1. Comparisons are made of concentrations of K and Br in exudates of barley roots and in expressed sap from roots, under conditions favorable for aerobic metabolism. Both methods lead to the same general viewpoint concerning metabolically governed transport of solutes by living plant cells.

2. Cyanide in low concentration prevented salt accumulation by barley roots. Methylene blue, without decrease of CO2 production by roots, destroyed power of salt accumulation.

3. K and Br ions entered roots to only a slight extent under an anaerobic condition, even with an inward gradient of ionic concentration.

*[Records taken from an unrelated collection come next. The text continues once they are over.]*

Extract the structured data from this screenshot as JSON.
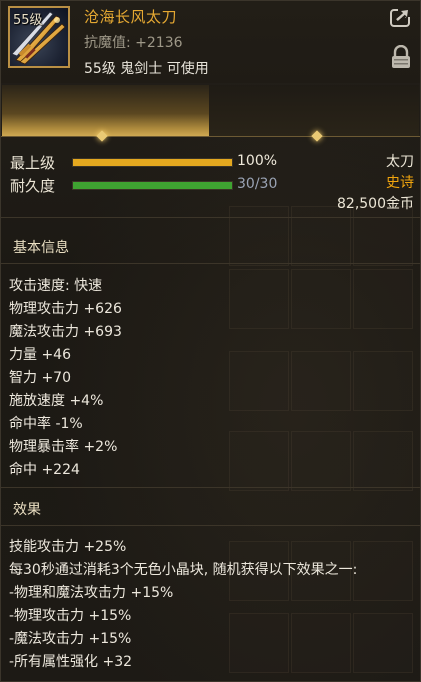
{
  "item": {
    "level_tag": "55级",
    "name": "沧海长风太刀",
    "magic_resist": "抗魔值: +2136",
    "usage": "55级 鬼剑士 可使用"
  },
  "header_icons": [
    "share-icon",
    "lock-icon"
  ],
  "bars": [
    {
      "label": "最上级",
      "value_text": "100%",
      "fill": 1.0,
      "color": "#e4a81f",
      "value_color": "#efe9da"
    },
    {
      "label": "耐久度",
      "value_text": "30/30",
      "fill": 1.0,
      "color": "#3fa331",
      "value_color": "#9aa3b4"
    }
  ],
  "right_info": {
    "type": "太刀",
    "rarity": "史诗",
    "rarity_color": "#f1a50e",
    "price": "82,500金币"
  },
  "basic_info": {
    "title": "基本信息",
    "lines": [
      "攻击速度: 快速",
      "物理攻击力 +626",
      "魔法攻击力 +693",
      "力量 +46",
      "智力 +70",
      "施放速度 +4%",
      "命中率 -1%",
      "物理暴击率 +2%",
      "命中 +224"
    ]
  },
  "effect": {
    "title": "效果",
    "lines": [
      "技能攻击力 +25%",
      "每30秒通过消耗3个无色小晶块, 随机获得以下效果之一:",
      "-物理和魔法攻击力 +15%",
      "-物理攻击力 +15%",
      "-魔法攻击力 +15%",
      "-所有属性强化 +32"
    ]
  }
}
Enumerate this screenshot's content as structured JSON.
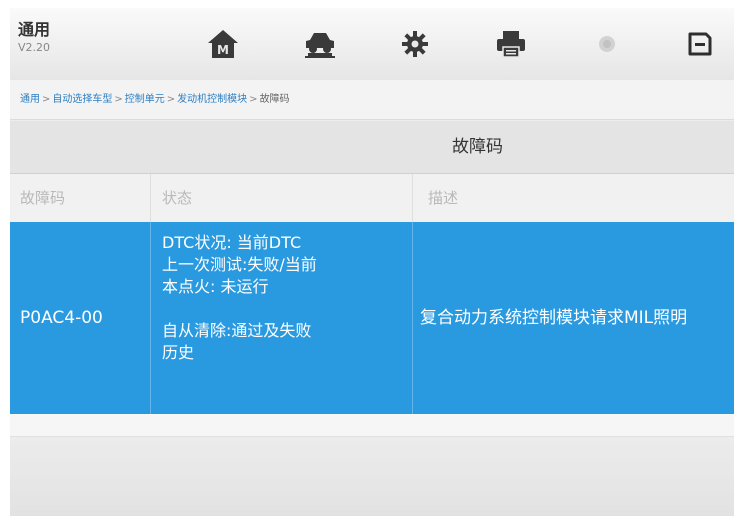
{
  "header": {
    "app_name": "通用",
    "version": "V2.20",
    "buttons": [
      {
        "name": "home",
        "icon": "home-icon"
      },
      {
        "name": "vehicle",
        "icon": "car-icon"
      },
      {
        "name": "settings",
        "icon": "gear-icon"
      },
      {
        "name": "print",
        "icon": "printer-icon"
      },
      {
        "name": "record",
        "icon": "record-icon"
      },
      {
        "name": "save",
        "icon": "save-icon"
      }
    ]
  },
  "breadcrumb": {
    "items": [
      "通用",
      "自动选择车型",
      "控制单元",
      "发动机控制模块"
    ],
    "current": "故障码",
    "separator": ">"
  },
  "section": {
    "title": "故障码"
  },
  "table": {
    "columns": [
      "故障码",
      "状态",
      "描述"
    ],
    "selected_row": {
      "code": "P0AC4-00",
      "status_lines": [
        "DTC状况: 当前DTC",
        "上一次测试:失败/当前",
        "本点火: 未运行"
      ],
      "status_lines_2": [
        "自从清除:通过及失败",
        "历史"
      ],
      "description": "复合动力系统控制模块请求MIL照明"
    }
  },
  "colors": {
    "selected_row": "#2a9ae0",
    "breadcrumb_link": "#2d7fc3",
    "header_text": "#b9b9b9"
  }
}
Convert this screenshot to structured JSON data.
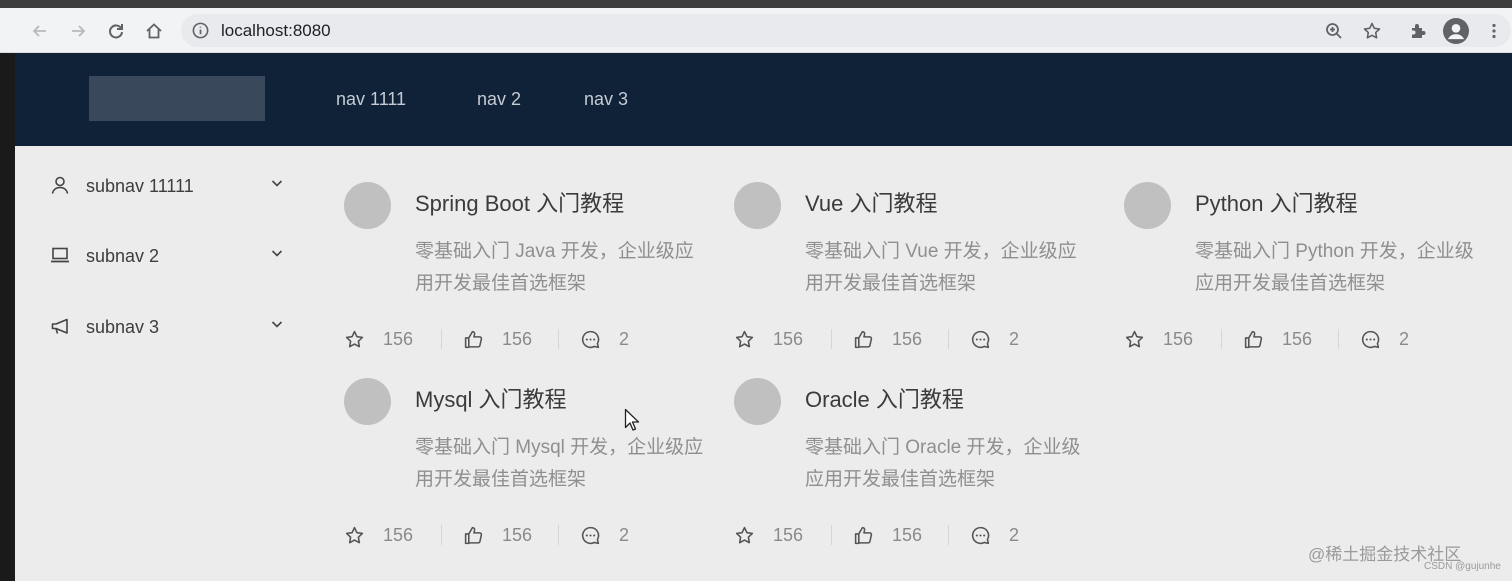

4. Lactate or alcohol, under aerobic conditions, did not prevent rapid accumulation of salt by root cells.

5. Experiments on fluids obtained by suction from tomato roots gave evidence of loss of salt-accumulating power under the influence of N2 gas or CO2 gas, together with probable effects on cell permeability.

6. Several experiments on Nitella cells in which radioactive isotopes were used are reported. Bromide gradually moved into vacuolar sap until the concentration appeared to exceed that of the protoplasm, on the basis of the results of the several types of experiments. Accumulation of salt in the vacuole did not occur anaerobically.

7. Some views of interrelations of permeability, salt accumulation, and metabolism are suggested for further discussion.